Comme la plupart des gens j’aime les arbres. Non seulement ils sont beaux, mais chacun sait qu’ils nous sont indispensables. Ce qui n’empêche pas les hommes de les détruire, pour une exploitation industrielle ou pour dégager des terres dans un but essentiellement lucratif. Des forêts sont abattues ou incendiées, remplacées parfois par des cultures, admissibles que si elles sont vivrières, parfois par du béton, parfois par des exploitations minières. Les forêts vierges, dont le rôle d’épurateurs de la planète est important, sont réduites chaque jour pour le bénéfice de quelques-uns. Pendant le XXe siècle plus de la moitié de la forêt mondiale a disparu, le rythme de la déforestation s’accélère et si elle continue ainsi, certains estiment qu’il n’y aura plus de forêt dans 200 ans (la forêt amazonienne aura peut-être disparu en 2030 !).
Alors que faire ? Ne vous inquiétez pas : nous planterons des arbres artificiels. Klaus Lackner, de l’université Columbia en a mis la technologie au point. Certes, ils ne sont pas beaux et manquent de majesté, ils évoquent plutôt une tapette à mouche géante, mais selon les ingénieurs de l’Institution of Mechanical Engineers, ces arbres artificiels dotés d’un filtre pourraient absorber beaucoup plus de CO2 que les végétaux et le transformer afin qu’il puisse être facilement recueilli et stocké. Les ingénieurs britanniques estiment que 100 000 arbres synthétiques suffiraient à absorber toutes les émissions de carbone générées par les transports, les logements et l’industrie légère de Grande-Bretagne. A l’échelle de la planète, d’après The Times, 5 millions d’arbres pourraient faire l’affaire.

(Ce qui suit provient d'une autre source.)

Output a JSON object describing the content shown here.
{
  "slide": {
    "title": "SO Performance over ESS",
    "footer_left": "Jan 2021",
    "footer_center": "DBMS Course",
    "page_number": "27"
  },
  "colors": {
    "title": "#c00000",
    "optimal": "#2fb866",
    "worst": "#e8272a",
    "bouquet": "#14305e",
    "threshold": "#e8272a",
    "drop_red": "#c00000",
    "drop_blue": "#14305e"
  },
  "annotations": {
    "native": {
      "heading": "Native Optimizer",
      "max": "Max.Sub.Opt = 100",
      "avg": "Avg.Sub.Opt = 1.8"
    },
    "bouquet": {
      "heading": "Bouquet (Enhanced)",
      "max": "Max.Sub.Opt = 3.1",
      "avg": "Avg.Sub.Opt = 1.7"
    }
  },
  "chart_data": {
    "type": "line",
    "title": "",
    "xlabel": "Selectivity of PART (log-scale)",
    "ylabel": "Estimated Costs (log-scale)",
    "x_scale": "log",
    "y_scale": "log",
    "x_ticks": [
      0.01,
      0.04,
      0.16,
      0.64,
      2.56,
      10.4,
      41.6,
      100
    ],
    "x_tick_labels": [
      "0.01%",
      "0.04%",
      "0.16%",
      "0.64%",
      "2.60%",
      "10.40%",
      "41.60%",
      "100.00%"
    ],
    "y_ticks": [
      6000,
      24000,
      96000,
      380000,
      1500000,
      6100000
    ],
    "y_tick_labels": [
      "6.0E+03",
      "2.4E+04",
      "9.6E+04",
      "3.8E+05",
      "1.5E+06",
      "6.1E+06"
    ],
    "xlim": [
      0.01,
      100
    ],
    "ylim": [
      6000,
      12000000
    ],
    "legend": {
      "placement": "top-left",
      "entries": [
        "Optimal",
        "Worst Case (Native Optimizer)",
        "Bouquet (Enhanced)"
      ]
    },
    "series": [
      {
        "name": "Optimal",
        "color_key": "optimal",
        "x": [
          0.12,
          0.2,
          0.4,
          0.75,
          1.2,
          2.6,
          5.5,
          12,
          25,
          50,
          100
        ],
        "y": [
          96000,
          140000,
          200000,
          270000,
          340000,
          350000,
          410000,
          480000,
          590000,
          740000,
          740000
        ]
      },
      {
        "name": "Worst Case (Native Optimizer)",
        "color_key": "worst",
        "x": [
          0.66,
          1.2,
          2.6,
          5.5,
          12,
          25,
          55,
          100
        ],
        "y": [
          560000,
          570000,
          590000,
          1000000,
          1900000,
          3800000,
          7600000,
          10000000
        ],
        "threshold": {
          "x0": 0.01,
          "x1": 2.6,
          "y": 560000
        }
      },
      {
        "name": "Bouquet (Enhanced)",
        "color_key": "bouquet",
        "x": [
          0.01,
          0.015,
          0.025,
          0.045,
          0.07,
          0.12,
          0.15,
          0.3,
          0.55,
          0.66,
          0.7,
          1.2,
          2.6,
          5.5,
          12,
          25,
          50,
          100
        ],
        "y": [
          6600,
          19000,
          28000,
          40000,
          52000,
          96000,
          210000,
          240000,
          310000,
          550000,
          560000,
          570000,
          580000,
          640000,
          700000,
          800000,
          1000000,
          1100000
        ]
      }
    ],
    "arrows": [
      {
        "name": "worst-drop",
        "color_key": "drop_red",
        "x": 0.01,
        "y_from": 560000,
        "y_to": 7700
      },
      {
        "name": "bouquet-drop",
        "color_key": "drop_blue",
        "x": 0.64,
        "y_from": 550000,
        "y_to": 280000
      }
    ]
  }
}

Il est certain qu’avec les éoliennes et les arbres artificiels, le paysage futur sera un peu déconcertant. Afin d’éviter aux hommes la nostalgie de leurs arbres en bois, on pourrait proposer de revêtir les tapettes géantes d’un revêtement réversible, vert au printemps, brun et doré en automne et qu’il soit permis aux amoureux de graver dessus un cœur percé d’une flèche.